Parfois, au détour d’un album, se nichent le dialogue bien ciselé, la verve truculente, le bon mot bien placé. Quand l’auteur est bien inspiré, on touche à des moments de pure poésie. Le décalage avec le discours habituel peut apporter son lot d’élévation et/ou d’humour. Alain Ayroles, entre autres, s’est ainsi frotté à l’alexandrin dans « De cape et de croc » (éd.Delcourt).
Ici aussi, l’alexandrin est bien au centre du nouveau récit de Pascal Rabaté et Alain Kokor. Dans son titre, tout d’abord (« Alexandrin ou l’art de faire des vers à pied« ), également dans le nom du personnage principal (le si bien nommé Alexandrin de Vanneville), mais avant tout dans les paroles de ce poète errant. Pas tout à fait vagabond, presque philosophe, assurément philanthrope, Alexandrin propose ses vers à qui sera suffisamment sensible pour les recevoir. Pour adoucir les vicissitudes de l’existence, il se fait un devoir de rimer et rythmer chacune de ses phrases. Tout y est, de la césure aux douze pieds ! Sa route va croiser celle de Kévin, jeune garçon en rupture de ban familial. Alexandrin va le prendre sous son aile, le faire rimailler et surtout lui proposer une autre existence où la poésie pourrait changer le cœur des hommes…

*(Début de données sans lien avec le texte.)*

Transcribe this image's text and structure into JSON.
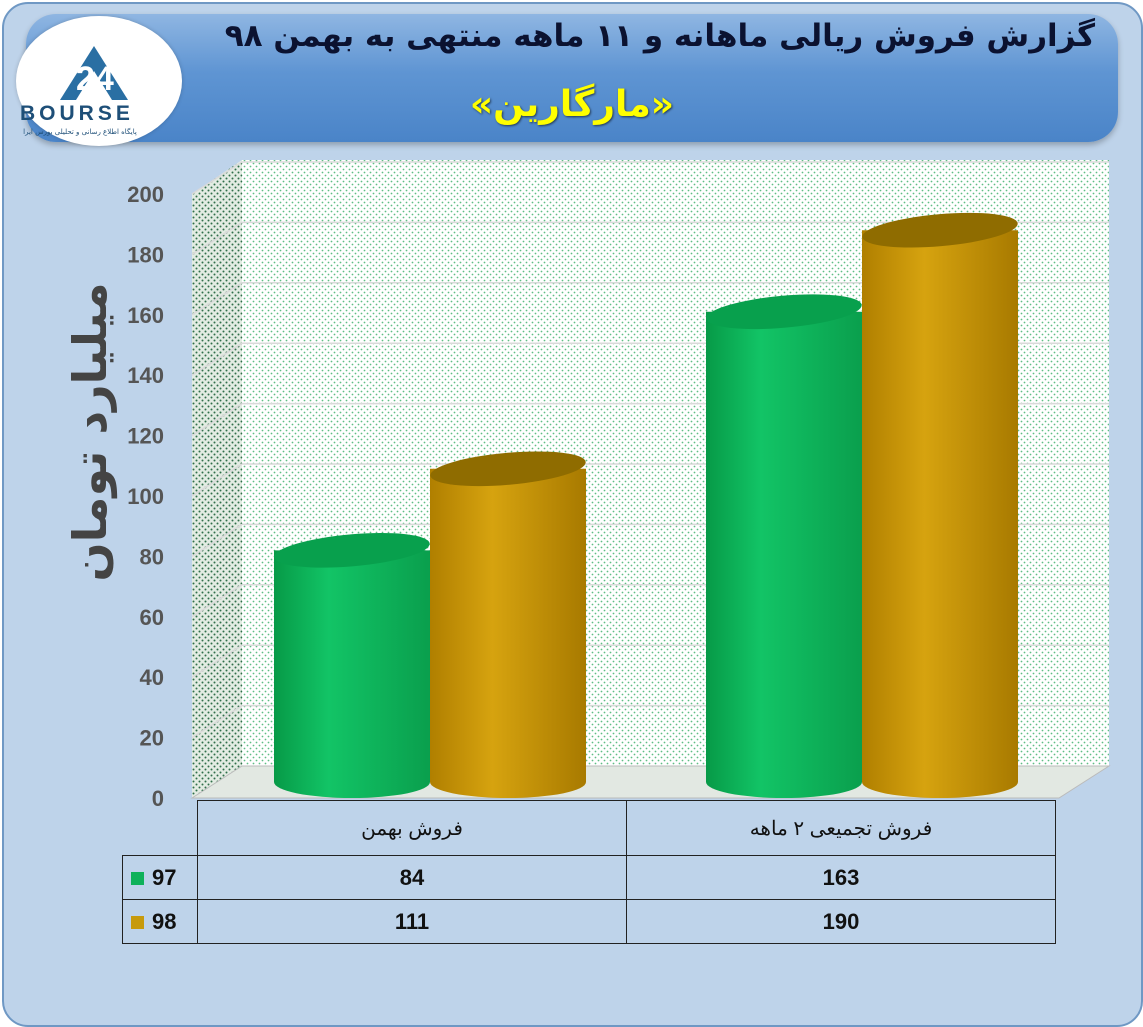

Quel plaisir de retrouver Alain Kokor et son talent d’ « émerveilleur » ! Quel joie de le voir s’associer avec Pascal Rabaté, l’artisan des petites joies. Leurs univers étaient faits pour se rencontrer, s’enrichir l’un l’autre. La poésie de l’un, la bonhomie de l’autre et le génie des deux permettent à cet album édité chez Futuropolis de se hausser très vite dans mes recommandations de la rentrée !
Un autre auteur que j’ai plaisir à retrouver en cette rentrée est Kenji Tsuruta. Auteur rare tant au Japon qu’en France, il m’avait émerveillé avec « Spirit of Wonder » il y a presque 20 ans puis avec « Forget-me-not » tous deux aux éditions Casterman. Depuis, plus grand chose à se mettre réellement sous la dent. Enfin, vient de paraître aux éditions Latitudes (émanation de Ki-oon) le premier tome de « L’Île errante« .
Mikura Amelia est pilote dans une compagnie de fret, assurant les liaisons aériennes entre les minuscules îles de la Mer du Japon. Avec son hydravion, elle sillonne mer et ciel pour apporter colis et courrier à tous ces habitants. Élevée par son grand-père qui a créée cette entreprise de transport, elle se retrouve désemparée à la mort de celui-ci. Elle décide toutefois de prendre les rênes de la société et d’habiter dans sa maison. Elle y retrouve ainsi un colis qui n’a pas été livrée pour une certaine Amelia. Cette dernière réside sur l’île d’Electriciteit. Or cette île n’existe pas…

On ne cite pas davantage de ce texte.